Plenty to Sallybrate in a
marvelous career


Dual Commonwealth Games champion, Olympic and world champion Sally Pearson has drawn the curtain on a stellar career that has her sitting amongst the best Australian track and field athletes of all-time.

Sally (then Sally McLellan) burst onto the athletics scene winning the Australian under 20 100m title as a 14-year-old before making her senior debut as a relay runner at the IAAF World Championships in Paris in 2003, a month after winning the world youth 100m hurdles title.

Pearson made the first of three Commonwealth Games appearances in Melbourne in 2006, leading the 100m hurdles final before crashing to the ground… an early demonstration of her aggressive racing approach that defined her career. She returned to win bronze in the 4x100m.

Olympic silver in Beijing preceded an eventful 2010 Commonwealth Games campaign in Delhi where after a false start in the 100m Pearson was allowed to line up for the restart, crossing the line first and completing a victory lap only to be later disqualified.

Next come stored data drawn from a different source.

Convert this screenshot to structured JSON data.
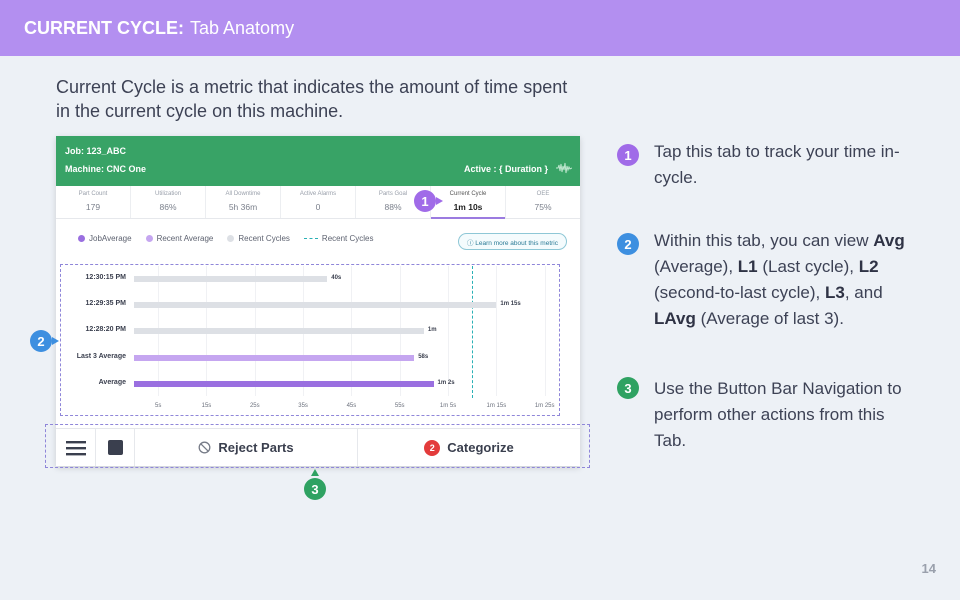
{
  "header": {
    "title_bold": "CURRENT CYCLE:",
    "title_rest": "Tab Anatomy"
  },
  "intro": "Current Cycle is a metric that indicates the amount of time spent in the current cycle on this machine.",
  "app": {
    "job": "Job: 123_ABC",
    "machine": "Machine: CNC One",
    "active": "Active : { Duration }",
    "tabs": [
      {
        "label": "Part Count",
        "value": "179"
      },
      {
        "label": "Utilization",
        "value": "86%"
      },
      {
        "label": "All Downtime",
        "value": "5h 36m"
      },
      {
        "label": "Active Alarms",
        "value": "0"
      },
      {
        "label": "Parts Goal",
        "value": "88%"
      },
      {
        "label": "Current Cycle",
        "value": "1m 10s"
      },
      {
        "label": "OEE",
        "value": "75%"
      }
    ],
    "legend": [
      "JobAverage",
      "Recent Average",
      "Recent Cycles",
      "Recent Cycles"
    ],
    "learn_more": "ⓘ Learn more about this metric",
    "button_bar": {
      "reject": "Reject Parts",
      "categorize": "Categorize",
      "categorize_badge": "2"
    }
  },
  "chart_data": {
    "type": "bar",
    "orientation": "horizontal",
    "categories": [
      "12:30:15 PM",
      "12:29:35 PM",
      "12:28:20 PM",
      "Last 3 Average",
      "Average"
    ],
    "values": [
      40,
      75,
      60,
      58,
      62
    ],
    "value_labels": [
      "40s",
      "1m 15s",
      "1m",
      "58s",
      "1m 2s"
    ],
    "x_ticks": [
      "5s",
      "15s",
      "25s",
      "35s",
      "45s",
      "55s",
      "1m 5s",
      "1m 15s",
      "1m 25s"
    ],
    "x_tick_values": [
      5,
      15,
      25,
      35,
      45,
      55,
      65,
      75,
      85
    ],
    "xlim": [
      0,
      89
    ],
    "reference_line": 70,
    "colors": [
      "#dde0e5",
      "#dde0e5",
      "#dde0e5",
      "#c5a6f0",
      "#9a6fe0"
    ],
    "reference_color": "#2ab0b5"
  },
  "callouts": {
    "c1": "1",
    "c2": "2",
    "c3": "3"
  },
  "notes": {
    "n1": "Tap this tab to track your time in-cycle.",
    "n2": {
      "b1": "Avg",
      "t1": " (Average), ",
      "b2": "L1",
      "t2": " (Last cycle), ",
      "b3": "L2",
      "t3": " (second-to-last cycle), ",
      "b4": "L3",
      "t4": ", and ",
      "b5": "LAvg",
      "t5": " (Average of last 3).",
      "prefix": "Within this tab, you can view "
    },
    "n3": "Use the Button Bar Navigation to perform other actions from this Tab."
  },
  "page_number": "14",
  "colors": {
    "header": "#b38ff0",
    "app_header": "#38a366",
    "purple": "#a06be8",
    "blue": "#3d8fe0",
    "green": "#2fa262"
  }
}
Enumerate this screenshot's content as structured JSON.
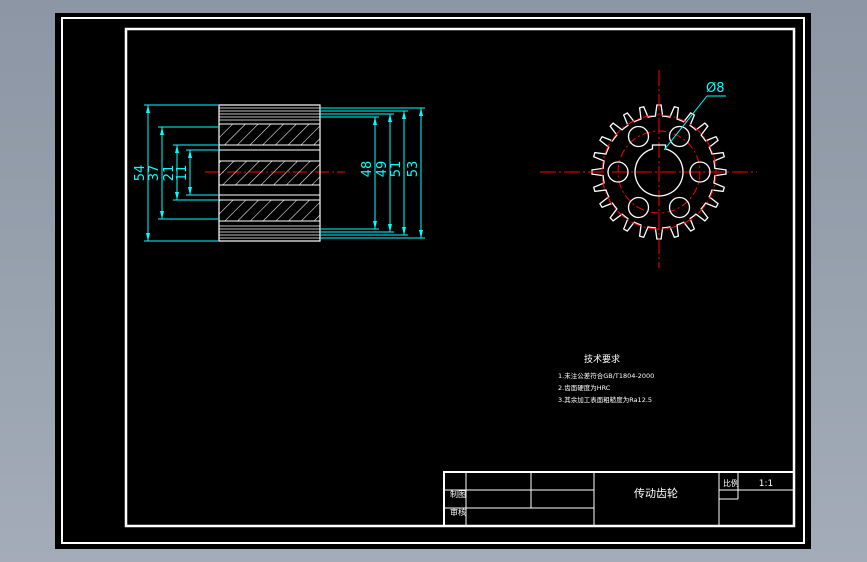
{
  "colors": {
    "background_outer": "#a0a8b4",
    "sheet": "#000000",
    "border": "#ffffff",
    "dimension": "#00ffff",
    "centerline": "#ff0000",
    "outline": "#ffffff"
  },
  "side_view": {
    "dimensions_left": [
      "54",
      "37",
      "21",
      "11"
    ],
    "dimensions_right": [
      "48",
      "49",
      "51",
      "53"
    ]
  },
  "front_view": {
    "hole_callout": "Ø8",
    "tooth_count": 24
  },
  "tech_requirements": {
    "title": "技术要求",
    "items": [
      "1.未注公差符合GB/T1804-2000",
      "2.齿面硬度为HRC",
      "3.其余加工表面粗糙度为Ra12.5"
    ]
  },
  "title_block": {
    "part_name": "传动齿轮",
    "scale_label": "比例",
    "scale_value": "1:1",
    "role_labels": [
      "制图",
      "审核"
    ]
  }
}
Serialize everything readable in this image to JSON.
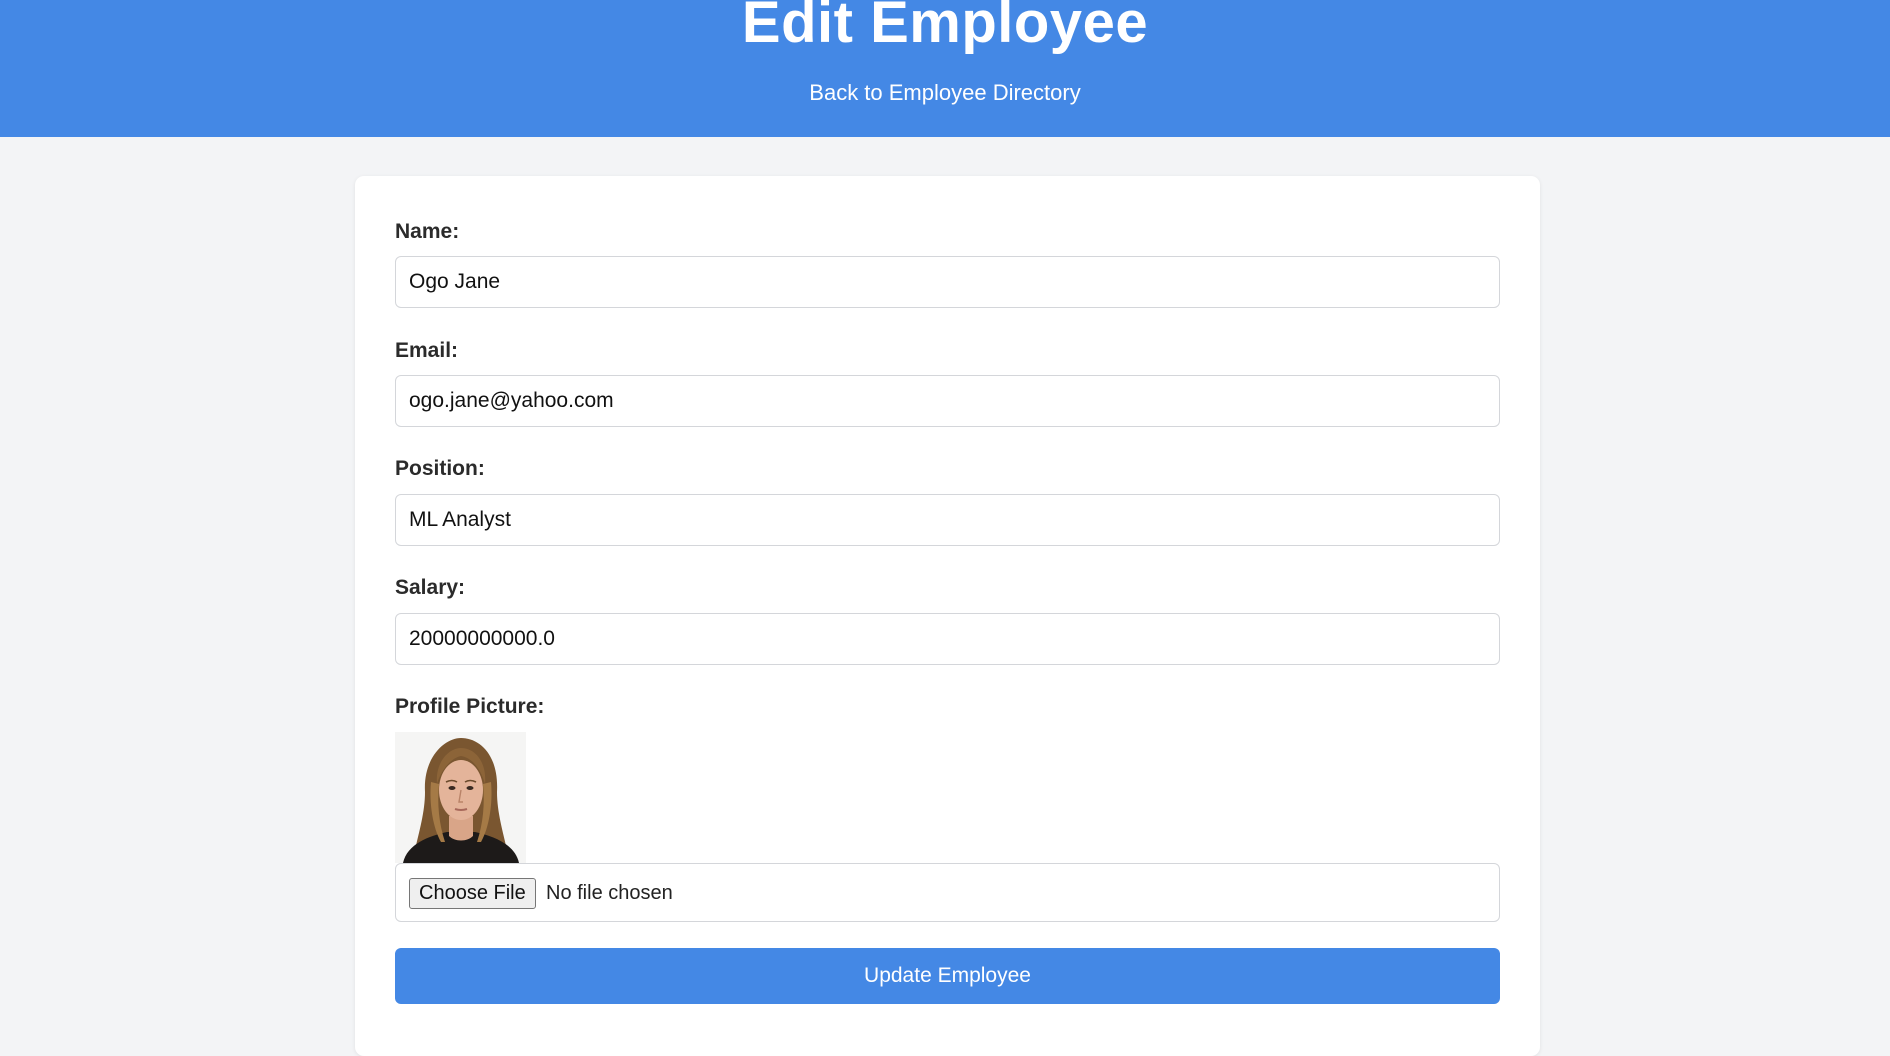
{
  "header": {
    "title": "Edit Employee",
    "back_link": "Back to Employee Directory",
    "background_color": "#4488e5"
  },
  "form": {
    "name": {
      "label": "Name:",
      "value": "Ogo Jane"
    },
    "email": {
      "label": "Email:",
      "value": "ogo.jane@yahoo.com"
    },
    "position": {
      "label": "Position:",
      "value": "ML Analyst"
    },
    "salary": {
      "label": "Salary:",
      "value": "20000000000.0"
    },
    "profile_picture": {
      "label": "Profile Picture:",
      "choose_button": "Choose File",
      "file_status": "No file chosen"
    },
    "submit_label": "Update Employee",
    "accent_color": "#4488e5"
  }
}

Three days later she returned to win her first Commonwealth Games gold medal in her pet 100m hurdles event.

2011 was perhaps her best year performance-wise, winning the 100m, 200m, and 100m hurdles Australian titles, capturing her first world championships with a Commonwealth, Oceania and Australian record time of 12.28 seconds – at the time the fourth fastest run ever recorded.

In London in 2012 Pearson claimed Olympic gold in Olympic record time and returned to the Commonwealth Games in Glasgow in 2014 to defend her title.

Injuries and mishaps started taking their toll and in 2015 in Rome, a fall resulted in a smashed wrist that almost ended her career.  She missed the Rio Olympics and returned to the scene of her London triumph to win a world title in 2017, defeating world record holder Kendra Harrison of the USA in the upset of the championships.

With a home Games in her hometown ahead, Pearson was the face of the Gold Coast Games, however a day after carrying the Queen’s Baton on the final leg of its journey at the Opening Ceremony, she announced an Achilles injury had cruelled her hopes of a third consecutive hurdles title.

Alongside fellow dual Commonwealth Games gold medallist Steve Hooker, she retires having won all the major titles on offer in athletics – Olympic, world, world indoor, Continental and Commonwealth champion.

At 32, Pearson concludes her career as a four-time Commonwealth Games representative and two-time champion, a 16-time Australian champion, the 2011 IAAF Athlete of the Year, Commonwealth, Oceania and Australian record holder, two-time winner of the Sport Australia Hall of Fame ‘The Don’ Award and is still the sixth fastest hurdler of all time.

“I’m going to hang up my spikes,” Pearson announced this morning. ”After sixteen years on the Australian team my body’s just not up to it.”

“2018 was horrible and not being able to run at my home Commonwealth Games on the Gold Coast was horrible,” Pearson said.

“I have prided myself on always being on the start line ready to win. I no longer believe I can achieve this. It is therefore with much regret that I have come to the conclusion that it is time to retire from this phase of my life and move on to the next,” Pearson said.

Commonwealth Games Australia President Ben Houston congratulated Pearson on her career and contribution to the Commonwealth Games.

“Across her 16-year representative career and four Commonwealth Games, Sally Pearson has left an indelible mark as a member of the Australian team and on Australian sport,” Houston said.

“In many ways her Commonwealth Games performances have been defined by brilliant highs and devastating lows, but each time she has dusted herself off, gritted her teeth and returned to the top for Australia.”

“All in the Commonwealth Games Australia family wish her the very best for the next phase of her life,” Houston said.